Like anyone else, I don’t enjoy going to the dentist, but it seems to me to be worth a regular visit to keep my choppers intact. My favourite dentist is a South American (in fact, almost all the dentists around here are Argentinean. The Chinese handle the egg foo yong trade, the Rumanians control the musical entertainment, the Italians lead the linguini business while we Brits seem to be chiefly in charge of ‘consumption’. It could be worse.). My Argentinean will say ‘open wide, yes… not so bad… (scratch, scratch) yers, it’ll do. That’ll be twenty euros!’ Well, who can argue with that?
This time though, I’d woken up with a terrible toothache and thought I’d better go to one of those fancy places in Almería. It was going to be, at the very least, a wisdom tooth extraction.

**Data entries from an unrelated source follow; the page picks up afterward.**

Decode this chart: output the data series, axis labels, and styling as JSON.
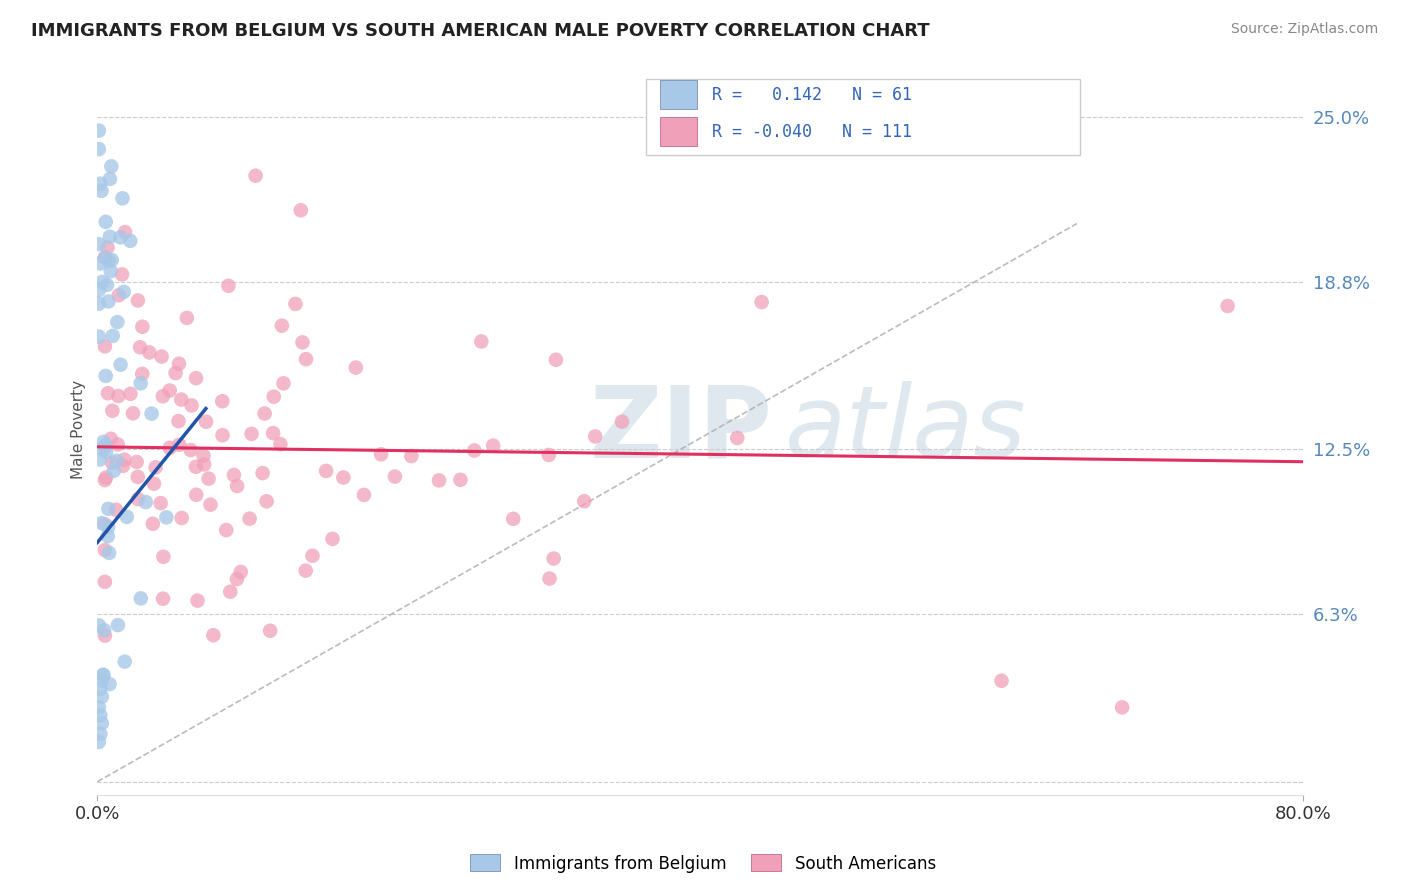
{
  "title": "IMMIGRANTS FROM BELGIUM VS SOUTH AMERICAN MALE POVERTY CORRELATION CHART",
  "source": "Source: ZipAtlas.com",
  "ylabel": "Male Poverty",
  "y_ticks": [
    0.0,
    0.063,
    0.125,
    0.188,
    0.25
  ],
  "y_tick_labels": [
    "",
    "6.3%",
    "12.5%",
    "18.8%",
    "25.0%"
  ],
  "x_lim": [
    0.0,
    0.8
  ],
  "y_lim": [
    -0.005,
    0.27
  ],
  "R_belgium": 0.142,
  "N_belgium": 61,
  "R_southam": -0.04,
  "N_southam": 111,
  "color_belgium": "#a8c8e8",
  "color_southam": "#f0a0b8",
  "trendline_belgium": "#2255aa",
  "trendline_southam": "#e03060",
  "dashed_color": "#aaaaaa",
  "watermark_zip": "ZIP",
  "watermark_atlas": "atlas",
  "watermark_color_zip": "#c8d4e0",
  "watermark_color_atlas": "#b8ccd8",
  "background_color": "#ffffff",
  "legend_label_belgium": "Immigrants from Belgium",
  "legend_label_southam": "South Americans",
  "title_color": "#222222",
  "source_color": "#888888",
  "tick_color": "#5588bb",
  "ylabel_color": "#555555"
}
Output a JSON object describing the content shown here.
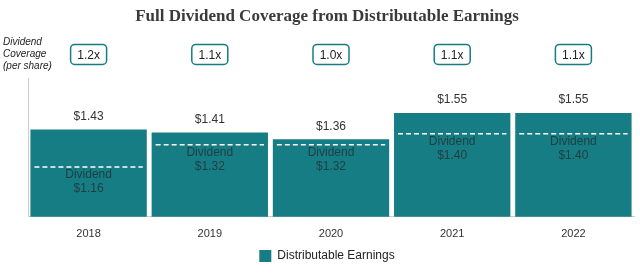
{
  "chart_data": {
    "type": "bar",
    "title": "Full Dividend Coverage from Distributable Earnings",
    "categories": [
      "2018",
      "2019",
      "2020",
      "2021",
      "2022"
    ],
    "series": [
      {
        "name": "Distributable Earnings",
        "color": "#177d84",
        "values": [
          1.43,
          1.41,
          1.36,
          1.55,
          1.55
        ],
        "value_labels": [
          "$1.43",
          "$1.41",
          "$1.36",
          "$1.55",
          "$1.55"
        ]
      }
    ],
    "dividends": {
      "label": "Dividend",
      "values": [
        1.16,
        1.32,
        1.32,
        1.4,
        1.4
      ],
      "value_labels": [
        "$1.16",
        "$1.32",
        "$1.32",
        "$1.40",
        "$1.40"
      ]
    },
    "dividend_coverage": {
      "label": [
        "Dividend",
        "Coverage",
        "(per share)"
      ],
      "values": [
        1.2,
        1.1,
        1.0,
        1.1,
        1.1
      ],
      "value_labels": [
        "1.2x",
        "1.1x",
        "1.0x",
        "1.1x",
        "1.1x"
      ]
    },
    "ylim": [
      0.8,
      1.8
    ],
    "legend": "bottom",
    "data_labels": true,
    "tick_labels": "x",
    "grid": false
  }
}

With my intestines fairly bulging with half digested pain-killers, I drove the ninety kilometres to the Big Al at record speed, arriving half an hour early for my appointment and was asked to sit quietly with some old magazines to play with.
Why do dentists always have such dull magazines? My barber is the same: a load of women’s fashions, some ‘Cor, look at the famous’ mags like Diez Minutos or Hola, some very old current-event revistas with covers asking if Franco is dead yet and, if you’re waiting to see a lawyer rather than a dentist, something called ‘Toga’ which I don’t think is recommended reading for the general public.
They should scatter a few Playboys about. As long as they don’t catch you staring at the centrefold when they come for you, things should be all right.
Well, it wasn’t a wisdom tooth after all – the x-ray revealed that I didn’t have any left after, I now remembered, a particularly savage couple of weeks when I was twenty-one and living in Cairo. It was some kind of a gum thing – and a bloody good cleaning would no doubt take care of everything.
Just sit quietly while we go and find the cleaner.
I had visions of Mrs Mopp coming in to have a go with her bleach and sponges as I lay upside-down bathed in a bright light. The sort of light you are apparently meant to see just at the moment of death. I felt myself ready to float upwards – towaaards the light…
Just then, a misty angel swam into view. ‘Hello Richard’, said a sweet, sweet voice, ‘are you comfortable?’
Open Wide
I stared up at the small portion of her face that wasn’t covered by a mask and fell instantly in love with her. Possibly the fastest case of Stockholm syndrome on record. Long before I emitted my first shriek I knew I had to see the rest of her features. On her (no doubt perfect) chest, pinned onto her bulky uniform, her name, Berta, sent me into brief rhapsodies of poetry (that is to say, when the pain allowed it). Now, what on earth rhymes with Berta?
I was once seen to by a Swiss dentist on his yacht who was wielding a hand-drill, while I was being held steady by his wife standing behind me with her hands gripping my neck as the floor gently swayed from one side to the other. I have worn ‘braces’. I’ve had teeth pulled, poked, prodded, scraped, scratched, filed and filled. But I’ve never much felt like going back for more.